Двор был для меня чем-то необычным и привычным одновременно. Привычным, потому что там всегда происходило одно и тоже: в песочнице что-то строилось, на каких-то досчато-железных сооружениях висели и лазали мои сверстники, красавица нашего двора — не помню имени — качалась на единственных качелях, а вокруг стояло всегда несколько воздыхателей и смотрели, как задирается ее юбочка при взлете качелей наверх. Красавица любила качаться стоя. Она всегда носила короткие юбки и платьица розовых тонов, которые заканчивались там, где начинались ноги. Может, она слишком быстро вырастала из них, а может, мама экономила на метериале, не знаю. С тех пор, наверное, я терпеть не могу розовый цвет и в моем гардеробе напрочь отсутствуют юбки и платья. Даже длинные. Самая трудновыполнимая задача, висевшая надо мной в юности, заключалась в том, что нужно было обойти принятое обществом правило, гласившее, что девушка обязана выходить замуж в платье. К тому же — в белом. С детства я считала, что белый цвет символизирует официальность мероприятия, о том, что белый цвет — символ невинности и чистоты я узнала из книг значительно позже и согласиться с новым для меня определением было крайне сложно. По сей день меня удивляет, почему я не задала этот вопрос своей маме? Ведь азы анатомии, физиологии и сексуальных отношений мне были объяснены еще в раннем детстве. Мама не поступила в мединститут, отдав себя химии, но знания, полученные ею в медицинской области, были тщательно переложены в мою голову, за что я ей искренне благодарна. В конечном итоге, вопрос с белым платьем за меня решила жизнь: поскольку два замужества обошлись без свадьбы, я обошлась брючным костюмом.
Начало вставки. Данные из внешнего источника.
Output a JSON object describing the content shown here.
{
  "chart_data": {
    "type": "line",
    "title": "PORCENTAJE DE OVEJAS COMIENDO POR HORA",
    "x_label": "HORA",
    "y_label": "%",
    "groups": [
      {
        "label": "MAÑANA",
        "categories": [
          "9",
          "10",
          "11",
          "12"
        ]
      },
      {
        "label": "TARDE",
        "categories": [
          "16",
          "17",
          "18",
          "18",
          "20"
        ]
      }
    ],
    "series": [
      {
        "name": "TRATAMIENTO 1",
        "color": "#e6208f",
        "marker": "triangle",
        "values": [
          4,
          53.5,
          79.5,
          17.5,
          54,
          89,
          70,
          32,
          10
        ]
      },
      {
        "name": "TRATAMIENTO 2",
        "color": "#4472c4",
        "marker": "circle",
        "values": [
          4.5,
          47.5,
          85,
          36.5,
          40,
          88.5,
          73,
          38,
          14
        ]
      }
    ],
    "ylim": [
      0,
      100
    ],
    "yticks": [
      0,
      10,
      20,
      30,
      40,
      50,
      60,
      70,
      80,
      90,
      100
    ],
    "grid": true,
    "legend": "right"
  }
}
Первое платье, исключая школьную форму, под которой я всегда носила закатанные джинсы, я надела в 41 год. Вынужденно. Но не жалею. Человек, ради которого я приняла женский облик, захотел увидеть меня в женском наряде, после чего перестал настаивать на женской одежде и стал называть меня «Ириш». Так, в минуты особенной нежности, называл меня только мой папа. Опять меня снесло мыслью со двора…
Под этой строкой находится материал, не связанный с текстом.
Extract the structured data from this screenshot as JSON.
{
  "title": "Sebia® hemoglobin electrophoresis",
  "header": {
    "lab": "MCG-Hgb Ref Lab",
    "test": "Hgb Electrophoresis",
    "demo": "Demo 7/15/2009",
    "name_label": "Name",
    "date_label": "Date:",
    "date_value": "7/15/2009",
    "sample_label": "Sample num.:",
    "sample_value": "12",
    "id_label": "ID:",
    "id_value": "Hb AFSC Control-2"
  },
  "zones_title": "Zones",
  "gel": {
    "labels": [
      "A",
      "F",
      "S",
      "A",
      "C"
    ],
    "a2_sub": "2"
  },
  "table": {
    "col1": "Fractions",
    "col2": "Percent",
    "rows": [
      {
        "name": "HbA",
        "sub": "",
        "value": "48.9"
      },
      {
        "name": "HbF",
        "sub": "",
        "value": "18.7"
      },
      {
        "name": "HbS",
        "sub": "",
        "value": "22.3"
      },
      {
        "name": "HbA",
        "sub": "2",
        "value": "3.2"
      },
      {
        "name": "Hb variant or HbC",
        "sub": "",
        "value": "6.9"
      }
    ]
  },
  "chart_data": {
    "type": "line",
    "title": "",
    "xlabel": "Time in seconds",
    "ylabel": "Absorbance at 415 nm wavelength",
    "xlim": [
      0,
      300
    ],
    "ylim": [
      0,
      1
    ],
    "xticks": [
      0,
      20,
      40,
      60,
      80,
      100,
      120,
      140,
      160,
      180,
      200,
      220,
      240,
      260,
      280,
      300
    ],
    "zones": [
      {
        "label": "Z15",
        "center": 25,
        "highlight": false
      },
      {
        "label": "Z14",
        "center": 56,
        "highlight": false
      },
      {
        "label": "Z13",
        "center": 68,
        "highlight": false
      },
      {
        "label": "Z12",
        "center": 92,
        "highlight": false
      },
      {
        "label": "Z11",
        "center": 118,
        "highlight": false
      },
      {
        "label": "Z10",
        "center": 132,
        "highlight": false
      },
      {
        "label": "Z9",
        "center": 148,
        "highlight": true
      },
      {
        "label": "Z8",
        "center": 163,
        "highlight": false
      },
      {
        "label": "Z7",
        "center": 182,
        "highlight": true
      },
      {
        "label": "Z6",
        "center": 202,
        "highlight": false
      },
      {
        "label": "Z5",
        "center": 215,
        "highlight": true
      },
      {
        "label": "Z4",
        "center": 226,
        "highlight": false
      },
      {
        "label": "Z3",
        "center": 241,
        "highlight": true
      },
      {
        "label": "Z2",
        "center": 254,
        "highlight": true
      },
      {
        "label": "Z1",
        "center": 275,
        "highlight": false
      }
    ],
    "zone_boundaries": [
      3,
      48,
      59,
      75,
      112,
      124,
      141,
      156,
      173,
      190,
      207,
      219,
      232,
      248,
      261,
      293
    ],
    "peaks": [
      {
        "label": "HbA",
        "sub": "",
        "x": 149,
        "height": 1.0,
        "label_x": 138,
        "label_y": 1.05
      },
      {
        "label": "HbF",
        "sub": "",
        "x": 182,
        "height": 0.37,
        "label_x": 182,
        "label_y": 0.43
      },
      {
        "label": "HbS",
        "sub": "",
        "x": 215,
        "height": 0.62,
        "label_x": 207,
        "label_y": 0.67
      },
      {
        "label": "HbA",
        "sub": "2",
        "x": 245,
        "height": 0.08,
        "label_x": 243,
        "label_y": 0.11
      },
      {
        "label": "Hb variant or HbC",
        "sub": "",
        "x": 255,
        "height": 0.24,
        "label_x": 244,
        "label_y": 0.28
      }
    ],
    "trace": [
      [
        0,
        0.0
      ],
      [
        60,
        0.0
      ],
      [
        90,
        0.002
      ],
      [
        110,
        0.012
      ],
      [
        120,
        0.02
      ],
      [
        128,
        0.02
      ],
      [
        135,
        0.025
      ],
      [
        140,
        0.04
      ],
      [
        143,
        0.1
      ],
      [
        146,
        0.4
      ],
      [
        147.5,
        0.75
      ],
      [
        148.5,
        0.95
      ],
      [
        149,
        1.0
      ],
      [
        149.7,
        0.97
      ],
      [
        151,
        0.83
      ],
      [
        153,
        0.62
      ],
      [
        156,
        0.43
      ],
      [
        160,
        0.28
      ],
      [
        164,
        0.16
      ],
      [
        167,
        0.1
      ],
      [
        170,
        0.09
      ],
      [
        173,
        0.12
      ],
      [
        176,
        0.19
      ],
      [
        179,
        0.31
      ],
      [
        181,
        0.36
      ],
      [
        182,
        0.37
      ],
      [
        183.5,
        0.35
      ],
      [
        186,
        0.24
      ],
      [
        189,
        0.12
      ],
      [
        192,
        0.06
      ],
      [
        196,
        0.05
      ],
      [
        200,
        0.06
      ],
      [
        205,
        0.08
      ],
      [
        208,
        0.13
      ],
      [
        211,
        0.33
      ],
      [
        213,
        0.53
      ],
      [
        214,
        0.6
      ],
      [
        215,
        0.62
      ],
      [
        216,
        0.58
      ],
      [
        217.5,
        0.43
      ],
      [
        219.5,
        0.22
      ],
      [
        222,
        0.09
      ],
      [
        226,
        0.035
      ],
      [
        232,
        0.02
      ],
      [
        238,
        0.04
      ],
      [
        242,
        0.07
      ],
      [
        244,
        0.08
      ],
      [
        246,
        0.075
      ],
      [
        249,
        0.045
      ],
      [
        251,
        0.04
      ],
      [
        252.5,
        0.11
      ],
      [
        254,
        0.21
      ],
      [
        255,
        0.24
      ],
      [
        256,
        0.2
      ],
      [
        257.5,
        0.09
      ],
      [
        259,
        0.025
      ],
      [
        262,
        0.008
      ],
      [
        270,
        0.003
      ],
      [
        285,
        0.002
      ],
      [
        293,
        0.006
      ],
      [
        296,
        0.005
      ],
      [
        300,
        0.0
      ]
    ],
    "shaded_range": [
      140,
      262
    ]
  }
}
Двор был необычным и привычным, как я уже говорила. Необычность заключалась в ощущениях и мыслях, которые появлялись во время вынужденного прохода через двор. Было внутреннее, внешне никак не проявляющееся, удивление: как им не надоедает делать каждый день одно и то же? Что может быть интересного в песочнице? Сколько можно болтаться на качелях и что они все при этом ощущают? Задавая себе мысленно эти вопросы, я прошла через двор и выбросила злосчастный стакан в мусорник. Сразу стало легче, хотя долго это состояние не продлилось. Вопросы посыпались на мою голову новые, ранее никогда не поднимаемые. Почему они катаются на качелях и лазают по конструкциям, а я мою посуду и решаю вопросы быть или не быть? Почему им весело и интересно в песочнице, а мне — нет? Поскольку ответы сами собой извне не приходили, я тут же решила получить ответ через ощущение. Для этого потребовалось действие, и я решительно направилась к качелям. «Слезай, — было сказано первой красавице, — теперь я буду кататься». Красавица никак не отреагировала и я, схватив один из железных прутов, к которым были приварены качели, остановила ее раскачивания. То ли выражение лица у меня было в тот момент какое-то особенное, то ли сыграло роль то, что я к шести годам была девочка рослая, то ли все вместе, но красавица, что-то фыркнув, соскочила с качелей и пошла, уводя за собой воздыхателей. Качели были свободны. Я села. Начала раскачиваться, пытаясь получить удовольствие, которое явно читалось на лице качавшейся до меня. Ничего не получалось. Я панически боялась высоты, но мужественно раскачивалась все сильнее и сильнее… Затем на полном ходу спрыгнула, что считалось даже среди мальчишек шиком, и пошла домой. Во дворе я ни с кем не дружила, со мной тоже не дружили, и что нужно делать и говорить для того, чтобы эта дружба состоялась — мне было неизвестно. Со взрослыми проблемы при общении не возникали. Правда, никто первым со мной и не заговаривал, но если приходили гости, начиная беседу о чем-то, я смело вступала в дискуссию, мысленно..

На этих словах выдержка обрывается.